In conclusion, then, I will say this much: I'm not sure what the purpose of writing this book was. One author had a business, sold it, was unemployed for a while and all of a sudden he is an expert on what it means to get up every day and go to work as a Christian. Meh. Too many principles have no meaning because they speak only his experience. He had a couple of crisis moments in life (unemployment, birth of a child) but so what? Many of us have. That doesn't mean we were somehow, now, experts with books in the wings. And what's ironic is that his angst wasn't born out of his every day work, which he evidently did well, but out of his unemployment for a spell. And if that's not bad enough, he goes on to write, "Are you unemployed right now? Even then, you need to understand your assignment from God, right now, is to be unemployed" (90).
I spent 10 months unemployed once. I had lost three jobs in a span of 2.5 years. I cannot imagine a minute that that was God's assignment for me. It was the most miserable 10 months of my life. I cannot imagine why God wanted me to be that miserable. And if I'm reading this book, and I'm unemployed, and I come across those words....then I'm closing this book and never heading to the nearest church.

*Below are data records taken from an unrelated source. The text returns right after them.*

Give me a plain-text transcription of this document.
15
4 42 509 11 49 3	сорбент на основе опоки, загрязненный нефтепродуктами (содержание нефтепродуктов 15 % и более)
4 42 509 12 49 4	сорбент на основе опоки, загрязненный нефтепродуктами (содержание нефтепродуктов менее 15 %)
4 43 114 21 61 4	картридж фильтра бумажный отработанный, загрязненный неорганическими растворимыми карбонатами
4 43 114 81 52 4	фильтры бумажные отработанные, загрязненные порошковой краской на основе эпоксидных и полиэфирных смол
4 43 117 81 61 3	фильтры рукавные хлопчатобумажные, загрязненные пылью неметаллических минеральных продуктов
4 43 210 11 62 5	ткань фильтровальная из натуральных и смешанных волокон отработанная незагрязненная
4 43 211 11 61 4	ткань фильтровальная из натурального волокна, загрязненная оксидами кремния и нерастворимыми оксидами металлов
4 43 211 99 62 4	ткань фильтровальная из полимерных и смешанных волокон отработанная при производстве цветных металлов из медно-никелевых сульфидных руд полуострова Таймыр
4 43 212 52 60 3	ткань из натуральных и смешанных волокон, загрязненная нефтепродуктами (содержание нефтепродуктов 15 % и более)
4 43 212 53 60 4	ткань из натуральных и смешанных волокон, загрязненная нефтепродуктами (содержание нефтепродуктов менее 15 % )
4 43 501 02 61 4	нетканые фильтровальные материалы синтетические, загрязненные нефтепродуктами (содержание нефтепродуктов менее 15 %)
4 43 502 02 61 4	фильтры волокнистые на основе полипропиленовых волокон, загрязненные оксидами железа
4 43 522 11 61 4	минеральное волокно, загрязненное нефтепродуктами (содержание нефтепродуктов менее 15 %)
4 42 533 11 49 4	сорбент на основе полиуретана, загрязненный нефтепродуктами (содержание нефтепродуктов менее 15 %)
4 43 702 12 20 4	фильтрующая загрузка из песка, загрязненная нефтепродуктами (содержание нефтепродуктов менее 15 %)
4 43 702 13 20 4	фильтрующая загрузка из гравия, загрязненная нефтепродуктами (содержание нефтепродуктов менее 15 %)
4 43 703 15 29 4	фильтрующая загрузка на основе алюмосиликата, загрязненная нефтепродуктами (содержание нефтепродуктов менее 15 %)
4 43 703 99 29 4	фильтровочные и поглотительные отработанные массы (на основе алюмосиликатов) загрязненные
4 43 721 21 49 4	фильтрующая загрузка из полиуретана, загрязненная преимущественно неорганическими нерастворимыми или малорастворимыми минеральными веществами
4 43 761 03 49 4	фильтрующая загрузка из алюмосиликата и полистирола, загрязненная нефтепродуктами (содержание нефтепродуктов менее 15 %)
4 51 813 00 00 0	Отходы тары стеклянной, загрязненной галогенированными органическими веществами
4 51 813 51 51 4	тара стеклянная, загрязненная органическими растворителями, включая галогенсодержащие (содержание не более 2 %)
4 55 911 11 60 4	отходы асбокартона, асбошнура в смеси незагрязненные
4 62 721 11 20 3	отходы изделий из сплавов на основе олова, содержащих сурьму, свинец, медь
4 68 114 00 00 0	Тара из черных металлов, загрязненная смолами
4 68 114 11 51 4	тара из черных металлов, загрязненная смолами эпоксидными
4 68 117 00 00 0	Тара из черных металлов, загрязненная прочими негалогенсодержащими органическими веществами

There is nothing earth-shattering or ground-breaking about this book. I detect a bit of Reformed Theology under girding the ideas in the book which is an issue as bothersome as their poor use of Scripture to make 'points.' There are helpful moments, but there are not enough to outweigh the utter absurdity of much of what was written. For example, I was unsure why it's OK to give up family time to be at church, but it's not OK to give up church time to be with family (see 94, 95).
I didn't like this book at all. From the very first pages when David Platt announced, without any justification, that retirement is 'unbiblical' I was bored. The book is not short on platitudes or cliches or hyperbole or legalism. Meh.
1/5
PS. On page 25, the authors make reference to 'little golden statues that Indiana Jones swiped from the Temple of Doom.' It wasn't the Temple of Doom that featured the scene of Indiana Jones swapping a small golden statue. It was the opening scene of Raiders of the Lost Ark.